Engineer novelist Grossbach (Easy and Hard Ways Out, 1975, etc.) takes as his hero one Zack Zaremba. Zack may be new at International Instruments, but he has a feeling that the Air Force project he’s assigned to is a billion-dollar boondoggle. His part of the project: helping design a gizmo that can tell friend from foe electronically; it’s officially called an Advanced Interrogator/Receiver—AIR, for short. Zack’s colleagues: a rogue’s gallery of techie types, including Anton Meissner, pointy-headed project manager; Whispering Bill, Meissner’s graying, gravel-voiced yes man; Edouard Boulot, a fearless Frenchman with a silicon chip on his shoulder; Kushner, a nerd’s nerd and worrywart extraordinaire; Shopper Jim, a cynical philosopher of sorts; a Chinese head engineer dubbed “A Boy Named Hsu”; and Zack’s personal favorite, Lilah Li, a gorgeous Eurasian software expert who gets him hot and bothered every time she walks by.
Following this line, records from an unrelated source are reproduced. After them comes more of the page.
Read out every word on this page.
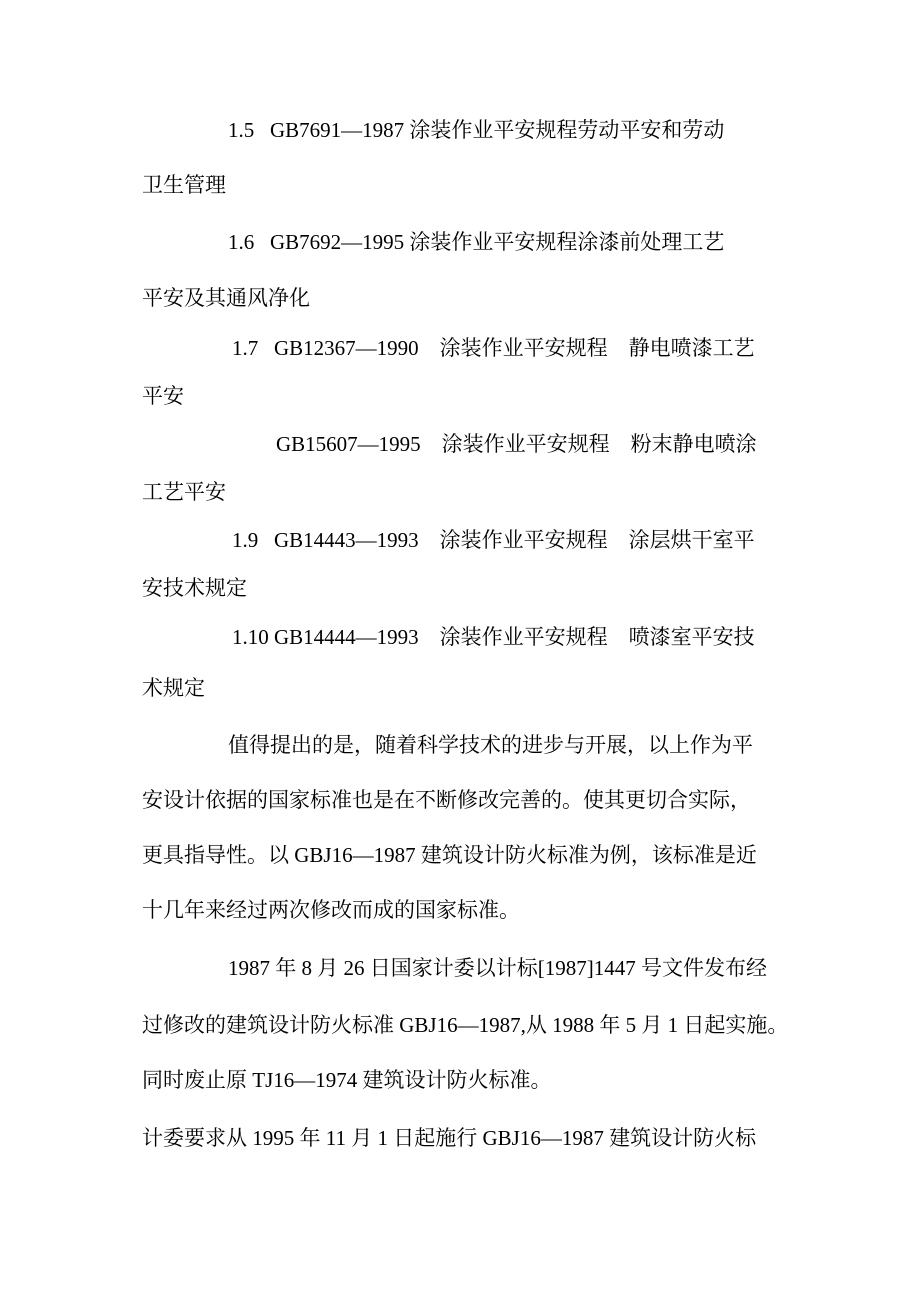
1.5   GB7691—1987 涂装作业平安规程劳动平安和劳动
卫生管理
1.6   GB7692—1995 涂装作业平安规程涂漆前处理工艺
平安及其通风净化
1.7   GB12367—1990    涂装作业平安规程    静电喷漆工艺
平安
GB15607—1995    涂装作业平安规程    粉末静电喷涂
工艺平安
1.9   GB14443—1993    涂装作业平安规程    涂层烘干室平
安技术规定
1.10 GB14444—1993    涂装作业平安规程    喷漆室平安技
术规定
值得提出的是，随着科学技术的进步与开展，以上作为平
安设计依据的国家标准也是在不断修改完善的。使其更切合实际，
更具指导性。以 GBJ16—1987 建筑设计防火标准为例，该标准是近
十几年来经过两次修改而成的国家标准。
1987 年 8 月 26 日国家计委以计标[1987]1447 号文件发布经
过修改的建筑设计防火标准 GBJ16—1987,从 1988 年 5 月 1 日起实施。
同时废止原 TJ16—1974 建筑设计防火标准。
计委要求从 1995 年 11 月 1 日起施行 GBJ16—1987 建筑设计防火标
Some of his crazier co-workers are quick to assure Zack that his misgivings about a possible boondoggle are well-founded, but no one seems to care much. The Air Force brass overseeing the project are too dumb to know they’re being hoodwinked anyway. Zack gets through his days, completing the required busywork in record time and amusing himself with various mindgames and pointless calculations—until he decides to get a life, volunteers to coach a local kids’ soccer team, becomes Lilah Li’s hero (she’s a single mom with a son on the team) and, to his delight, her lover. Their lusty romance is interrupted when all hell breaks loose as it becomes clear that the AIR project was indeed bid with impossible-to-meet specs. A scapegoat is found—Edouard Boulot—and promptly fired. But Zack uncovers the real culprit before he himself learns the wisdom of Shopper Jim’s Rule #7: Always keep enough boxes under your desk to carry out your stuff.
Dilbert with the gloves off (and pants down). Laugh-out-loud funny.